The Critical Digital Education Research Group explores the role of technology in learning and education, with a specific focus on inequality and social justice national and internationally.

Through varied projects that focus on different life stages and contexts of learning, our research interrogates the ways in which new technologies are reinforcing and exacerbating inequalities within our education systems and society as a whole. One strand of this work focuses on the UK and includes critical studies that both exemplify and try to change existing social injustices, and the second core strand focuses on the complex development processes involved in designing innovative educational technologies for marginalised learners in low resource settings.  Our research is mixed-method, with a strong and growing emphasis on design and participatory approaches and the use of social-data science.

Our research is funded by multiple organisations including the British Academy, DFID, the Wellcome Trust, the European Commission, the ESRC, the Gates Foundation, John Fell Fund, the Nominet Trust, the Oxford IT Innovations Fund, Goldman Sachs Gives and Wikipedia. Our activities build upon the past work of the Learning and New Technologies Research Group (LNTRG) that was based at the department from 2010-2021.

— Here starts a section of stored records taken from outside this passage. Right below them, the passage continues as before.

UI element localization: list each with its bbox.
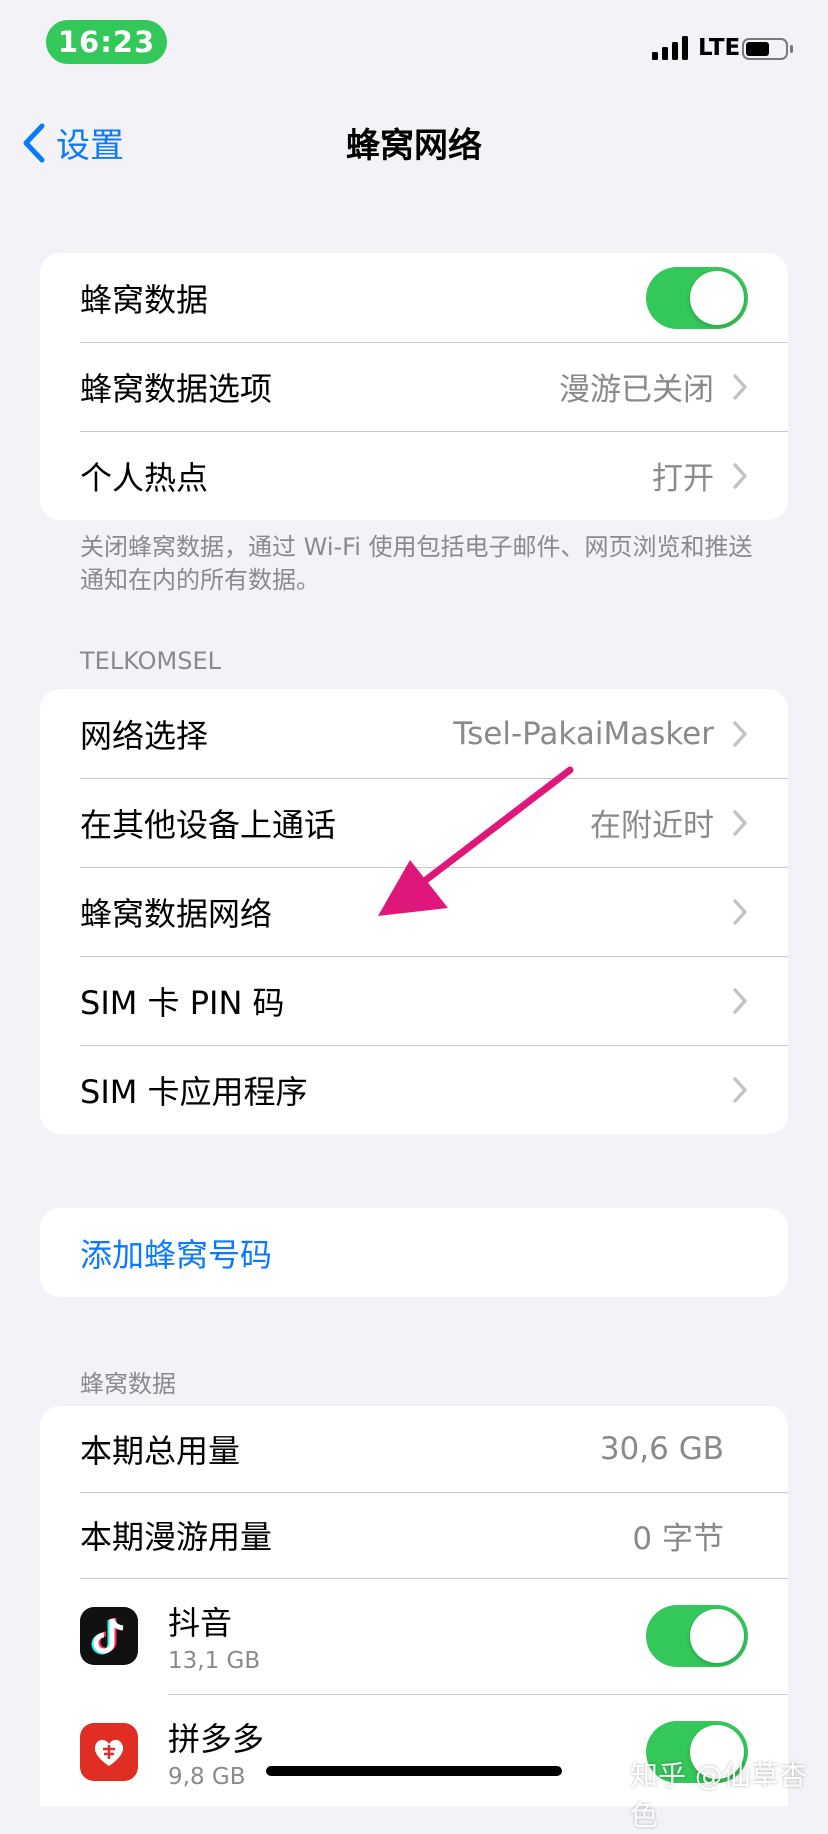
cellular-data-options-value: 漫游已关闭 bbox=[559, 372, 714, 408]
add-cellular-plan-link[interactable]: 添加蜂窝号码 bbox=[80, 1230, 272, 1276]
tiktok-note-icon bbox=[91, 1618, 124, 1655]
battery-icon bbox=[742, 38, 793, 60]
cellular-data-options-row[interactable]: 蜂窝数据选项 漫游已关闭 bbox=[40, 342, 788, 431]
app-name: 拼多多 bbox=[168, 1720, 265, 1758]
page-title: 蜂窝网络 bbox=[346, 126, 482, 166]
chevron-right-icon bbox=[733, 720, 747, 747]
personal-hotspot-value: 打开 bbox=[652, 461, 714, 497]
roaming-period-value: 0 字节 bbox=[632, 1520, 724, 1557]
personal-hotspot-row[interactable]: 个人热点 打开 bbox=[40, 431, 788, 520]
cellular-data-options-label: 蜂窝数据选项 bbox=[80, 369, 273, 408]
sim-applications-label: SIM 卡应用程序 bbox=[80, 1072, 308, 1111]
cellular-data-row: 蜂窝数据 bbox=[40, 253, 788, 342]
calls-other-devices-value: 在附近时 bbox=[590, 808, 714, 844]
app-row-douyin: 抖音 13,1 GB bbox=[40, 1578, 788, 1694]
cellular-data-label: 蜂窝数据 bbox=[80, 280, 209, 319]
chevron-right-icon bbox=[733, 809, 747, 836]
chevron-right-icon bbox=[733, 1076, 747, 1103]
sim-pin-label: SIM 卡 PIN 码 bbox=[80, 983, 285, 1022]
app-name: 抖音 bbox=[168, 1604, 233, 1642]
add-cellular-plan-row[interactable]: 添加蜂窝号码 bbox=[40, 1208, 788, 1297]
current-period-row: 本期总用量 30,6 GB bbox=[40, 1406, 788, 1492]
heart-icon bbox=[94, 1739, 124, 1766]
cellular-settings-group: 蜂窝数据 蜂窝数据选项 漫游已关闭 个人热点 打开 bbox=[40, 253, 788, 520]
app-info: 拼多多 9,8 GB bbox=[168, 1714, 646, 1790]
personal-hotspot-label: 个人热点 bbox=[80, 458, 209, 497]
cellular-data-toggle[interactable] bbox=[646, 266, 748, 329]
roaming-period-row: 本期漫游用量 0 字节 bbox=[40, 1492, 788, 1578]
app-info: 抖音 13,1 GB bbox=[168, 1598, 646, 1674]
watermark: 知乎 @仙草杏色 bbox=[630, 1759, 807, 1832]
network-selection-label: 网络选择 bbox=[80, 716, 209, 755]
add-plan-group: 添加蜂窝号码 bbox=[40, 1208, 788, 1297]
current-period-label: 本期总用量 bbox=[80, 1432, 241, 1470]
sim-pin-row[interactable]: SIM 卡 PIN 码 bbox=[40, 956, 788, 1045]
toggle-knob bbox=[690, 270, 744, 325]
douyin-data-toggle[interactable] bbox=[646, 1605, 748, 1667]
pinduoduo-app-icon bbox=[80, 1723, 138, 1781]
chevron-right-icon bbox=[733, 462, 747, 489]
chevron-right-icon bbox=[733, 987, 747, 1014]
sim-applications-row[interactable]: SIM 卡应用程序 bbox=[40, 1045, 788, 1134]
data-usage-group: 本期总用量 30,6 GB 本期漫游用量 0 字节 抖音 13,1 GB 拼多多… bbox=[40, 1406, 788, 1806]
status-time: 16:23 bbox=[46, 20, 167, 64]
home-indicator[interactable] bbox=[266, 1766, 562, 1776]
toggle-knob bbox=[690, 1609, 744, 1663]
data-usage-header: 蜂窝数据 bbox=[80, 1370, 176, 1398]
carrier-header: TELKOMSEL bbox=[80, 647, 221, 675]
roaming-period-label: 本期漫游用量 bbox=[80, 1518, 273, 1556]
cellular-footer-note: 关闭蜂窝数据，通过 Wi-Fi 使用包括电子邮件、网页浏览和推送通知在内的所有数… bbox=[80, 533, 753, 594]
chevron-right-icon bbox=[733, 373, 747, 400]
chevron-right-icon bbox=[733, 898, 747, 925]
app-usage: 13,1 GB bbox=[168, 1648, 261, 1674]
current-period-value: 30,6 GB bbox=[599, 1431, 724, 1467]
network-type: LTE bbox=[698, 35, 741, 61]
douyin-app-icon bbox=[80, 1607, 138, 1665]
annotation-arrow-icon bbox=[378, 766, 574, 916]
signal-icon bbox=[652, 36, 688, 60]
network-selection-value: Tsel-PakaiMasker bbox=[453, 715, 714, 752]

For up to date information on all of our activities please see our news page.  We run a series of seminars and other events in Trinity Term. Contact us to join our mail list.

Selected publications

  • Denton-Calabrese, T., Mustain, P., Geniets, A., Hakimi, L. and Winters, N. (2021). Empowerment beyond skills: Computing and the enhancement of self-concept in the go_girl code+ create programme. Computers & Education.
  • Eynon, R. and Malmberg, L.-E. (2021). Lifelong learning and the Internet: Who benefits most from learning online? British Journal of Educational Technology 52 (2), 569 -583.
  • Eynon, R. (2021). Becoming digitally literate: Reinstating an educational lens to digital skills policies for adults. British Educational Research Journal 47 (1), 146-162.
  • Geniets, A., O’Donovan, J., Hakimi, L. and Winters, N. (2021). Training for Community Health: Bridging the global health care gap. Oxford: Oxford University Press.
  • Hakimi, L., Eynon, R. and Murphy, V. (2021) The ethics of using digital trace data in education: a thematic review of the research landscape. Review of Educational Research.
  • Kahn, K. and Winters, N., 2021. Constructionism and AI: A history and possible futures. British Journal of Educational Technology.

Study with us

The Critical Digital Education Research Group has a lively academic culture that brings together a multidisciplinary group of academics and postgraduates from across Oxford to explore the role of technology in learning and education, with a specific focus on inequality and social justice nationally and internationally. We welcome applications from DPhil students interested in this area. We also run the MSc Education (Digital and Social Change).

Examples of current DPhil projects:

  • Manal Bougazzoul: Teens, Tech and Learning: An Intersectional Approach to Understanding the Links between Social and Digital Inequalities.
  • Karim Elmehairy: Exploring configurations of and patterns of engagement with learning resources within learning ecologies.

Examples of recently completed DPhil projects:

  • Tracey Calabrese: Shaping School Culture to Transform Education: An Ethnographic Study of New Technology High Schools.
  • Laura Pinkerton: Does not compute: social dissonance in England’s new computing education policy.
  • Julianne Viola: Civic Identity in the Digital Age: An investigation into the civic experiences of American young people.
  • Erin Young: (Un)settling differences: Re-conceptualisations of technologically-mediated interdisciplinary research in Higher Education.


The work of the Critical Digital Research Group aims to impact research, policy and practice locally nationally and internationally in variety of different ways. Examples include:

  • GoGirl, a programme that partners with Oxfordshire County Council to provide opportunities for marginalised young women to explore training, education and technology through creative programming activities.
  • LIFE is being developed as a social enterprise, with the expectation that it will be used in the formal training of over 5,000 nurses in LMICs. It is available on the App Store and on Google Play.
  • Editorial roles for leading academic journals including the British Journal of Educational Technology and Learning, Media and Technology.